Que ne se presse-t-on pas au chevet du capitalisme ! Tous les « Docteur es… » se penchent sur le grand corps malade et nauséeux. Les coupables ont été identifiés ! Victoire ! Paradis fiscaux et « traders » sont les points « G » de nos malheurs. Parole de « G » 20 !

Rassurons, rassurons ! La réalité ? Corruption, falsification de comptes, pratiques illégales en tout genre sont le lot commun de près de la moitié des entreprises de plus 1000 salariés !

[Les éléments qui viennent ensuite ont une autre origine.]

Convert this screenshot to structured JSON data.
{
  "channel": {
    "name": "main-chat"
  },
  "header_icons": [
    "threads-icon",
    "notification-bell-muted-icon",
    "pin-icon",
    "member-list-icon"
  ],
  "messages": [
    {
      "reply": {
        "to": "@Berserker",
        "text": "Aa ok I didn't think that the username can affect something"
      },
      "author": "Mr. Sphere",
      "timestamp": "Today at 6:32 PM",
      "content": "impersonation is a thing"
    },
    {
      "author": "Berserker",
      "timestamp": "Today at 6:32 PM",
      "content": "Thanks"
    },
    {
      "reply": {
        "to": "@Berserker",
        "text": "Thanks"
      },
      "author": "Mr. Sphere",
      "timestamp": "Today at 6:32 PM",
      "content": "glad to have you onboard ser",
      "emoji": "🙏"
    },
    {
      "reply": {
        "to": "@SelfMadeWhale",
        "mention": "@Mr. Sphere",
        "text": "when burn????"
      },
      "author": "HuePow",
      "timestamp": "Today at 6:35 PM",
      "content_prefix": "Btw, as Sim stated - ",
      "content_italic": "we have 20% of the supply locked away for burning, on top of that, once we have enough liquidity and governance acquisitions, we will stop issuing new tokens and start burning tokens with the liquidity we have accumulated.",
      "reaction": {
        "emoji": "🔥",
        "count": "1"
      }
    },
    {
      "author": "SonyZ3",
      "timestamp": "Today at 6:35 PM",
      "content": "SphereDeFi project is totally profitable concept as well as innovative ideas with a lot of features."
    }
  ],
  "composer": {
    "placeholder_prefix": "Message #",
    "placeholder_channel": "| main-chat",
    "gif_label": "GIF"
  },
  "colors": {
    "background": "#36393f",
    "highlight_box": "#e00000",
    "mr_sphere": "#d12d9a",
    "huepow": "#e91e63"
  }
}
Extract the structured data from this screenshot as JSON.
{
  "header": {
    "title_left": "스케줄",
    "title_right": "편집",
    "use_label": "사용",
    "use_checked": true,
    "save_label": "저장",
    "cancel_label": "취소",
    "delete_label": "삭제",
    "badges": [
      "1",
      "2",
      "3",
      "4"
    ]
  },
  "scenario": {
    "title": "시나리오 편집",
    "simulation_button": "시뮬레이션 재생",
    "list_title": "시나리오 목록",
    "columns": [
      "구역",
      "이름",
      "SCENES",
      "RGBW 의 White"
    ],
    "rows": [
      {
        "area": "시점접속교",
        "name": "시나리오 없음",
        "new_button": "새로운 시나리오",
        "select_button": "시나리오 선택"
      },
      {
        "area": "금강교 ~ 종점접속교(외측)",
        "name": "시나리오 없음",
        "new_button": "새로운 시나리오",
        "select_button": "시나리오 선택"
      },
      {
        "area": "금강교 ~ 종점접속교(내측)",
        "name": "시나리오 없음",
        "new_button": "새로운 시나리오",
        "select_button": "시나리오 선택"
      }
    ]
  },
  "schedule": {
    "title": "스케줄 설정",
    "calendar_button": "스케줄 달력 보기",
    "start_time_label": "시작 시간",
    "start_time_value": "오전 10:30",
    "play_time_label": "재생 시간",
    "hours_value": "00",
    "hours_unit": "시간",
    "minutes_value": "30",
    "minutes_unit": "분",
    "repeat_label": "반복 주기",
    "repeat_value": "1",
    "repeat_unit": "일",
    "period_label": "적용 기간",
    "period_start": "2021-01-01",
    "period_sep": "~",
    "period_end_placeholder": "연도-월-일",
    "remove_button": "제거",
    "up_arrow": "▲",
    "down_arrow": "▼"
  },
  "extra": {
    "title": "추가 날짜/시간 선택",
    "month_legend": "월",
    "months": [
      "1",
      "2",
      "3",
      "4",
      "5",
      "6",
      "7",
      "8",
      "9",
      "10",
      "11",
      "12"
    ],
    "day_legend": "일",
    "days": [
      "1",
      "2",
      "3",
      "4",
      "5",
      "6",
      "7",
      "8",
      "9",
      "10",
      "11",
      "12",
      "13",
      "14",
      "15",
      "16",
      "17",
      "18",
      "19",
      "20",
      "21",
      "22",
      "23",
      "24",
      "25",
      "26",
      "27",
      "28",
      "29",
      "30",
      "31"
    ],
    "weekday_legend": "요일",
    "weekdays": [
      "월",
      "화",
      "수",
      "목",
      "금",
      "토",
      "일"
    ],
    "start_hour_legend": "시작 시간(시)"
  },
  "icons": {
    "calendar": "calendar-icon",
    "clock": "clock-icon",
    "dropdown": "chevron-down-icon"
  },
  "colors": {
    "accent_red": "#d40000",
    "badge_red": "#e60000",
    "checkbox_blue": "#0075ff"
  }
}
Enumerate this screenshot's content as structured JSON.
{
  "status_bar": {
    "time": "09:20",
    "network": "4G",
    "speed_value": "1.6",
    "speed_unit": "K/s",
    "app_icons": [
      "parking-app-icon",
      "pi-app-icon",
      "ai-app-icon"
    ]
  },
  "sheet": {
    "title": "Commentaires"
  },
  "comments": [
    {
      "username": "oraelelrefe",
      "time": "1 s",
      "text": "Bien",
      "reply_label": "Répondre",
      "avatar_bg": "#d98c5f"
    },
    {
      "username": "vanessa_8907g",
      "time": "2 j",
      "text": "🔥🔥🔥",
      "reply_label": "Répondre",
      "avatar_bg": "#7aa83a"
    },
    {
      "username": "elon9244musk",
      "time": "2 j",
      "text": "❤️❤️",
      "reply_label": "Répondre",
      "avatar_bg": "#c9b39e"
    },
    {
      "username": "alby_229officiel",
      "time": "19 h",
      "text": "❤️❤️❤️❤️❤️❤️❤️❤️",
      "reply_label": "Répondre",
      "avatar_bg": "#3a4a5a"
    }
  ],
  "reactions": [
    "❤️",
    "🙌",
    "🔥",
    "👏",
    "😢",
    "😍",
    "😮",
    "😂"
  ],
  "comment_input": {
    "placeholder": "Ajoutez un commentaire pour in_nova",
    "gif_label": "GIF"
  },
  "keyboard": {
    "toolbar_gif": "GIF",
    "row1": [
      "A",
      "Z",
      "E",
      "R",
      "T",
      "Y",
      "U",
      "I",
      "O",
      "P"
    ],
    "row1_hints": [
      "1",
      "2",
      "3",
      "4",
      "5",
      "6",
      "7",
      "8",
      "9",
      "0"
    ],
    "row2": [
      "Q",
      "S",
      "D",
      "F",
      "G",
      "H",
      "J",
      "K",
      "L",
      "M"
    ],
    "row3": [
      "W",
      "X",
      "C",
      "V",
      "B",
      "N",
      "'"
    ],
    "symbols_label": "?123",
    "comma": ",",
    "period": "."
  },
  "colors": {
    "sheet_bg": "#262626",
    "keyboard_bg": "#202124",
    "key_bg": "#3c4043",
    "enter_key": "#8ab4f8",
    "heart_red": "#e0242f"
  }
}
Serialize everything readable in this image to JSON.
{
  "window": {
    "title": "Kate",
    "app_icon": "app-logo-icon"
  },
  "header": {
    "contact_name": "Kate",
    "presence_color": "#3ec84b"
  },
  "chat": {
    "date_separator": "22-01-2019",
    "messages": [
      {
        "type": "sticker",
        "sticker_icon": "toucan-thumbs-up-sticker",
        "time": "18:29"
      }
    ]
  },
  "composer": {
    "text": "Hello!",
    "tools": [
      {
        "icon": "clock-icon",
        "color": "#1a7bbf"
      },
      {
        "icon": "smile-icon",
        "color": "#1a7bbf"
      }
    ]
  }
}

La cinquième édition de l’étude du groupe d’audit « PricewaterhouseCoopers » portant sur le risque de fraude en entreprise, étude à laquelle a collaboré les étudiants de l’Insead, fait apparaître que 46% du total des entreprises de plus de 1000 employés ont, au moins, déclaré une fraude ces douze derniers moins. Ce, dans le monde, et l’étude fait valoir que la France s’inscrit dans ces même proportions…

Il va de soi que le coupable est tout désigné : la crise bien sûr !

La crise soumettrait les employés à plus de pression et les pousserait au mensonge pour embellir leurs résultats. Des résultats dont dépendent les parts variables des rémunérations…

Le mensonge rôde donc en maître dans les résultats et les comptes. Plus du quart des fraudes déclarées en 2007 sont filles du mensonge…

Et entre juillet et septembre 2009 ces fraudes atteignaient 40%...

L’éthique des salariés semble donc bien entamée. Et ce n’est pas tant l’appât du gain qui les motive… Mais la crainte d’être poussé vers la sortie.
L’étude citée est parfaitement éclairante : « aujourd’hui le premier facteur à l’origine d’une fraude au sein des sociétés est lié à des objectifs plus difficiles à atteindre (47%). Le second tient en cinq mot : « peur de perdre son emploi » (37%). Motivation plus cupide, la « frustration liée au non-paiement de bonus » arrive en cinquième position. »

Mais, signe des temps plus terrible, c’est le profil du fraudeur qui devrait nous inquiéter…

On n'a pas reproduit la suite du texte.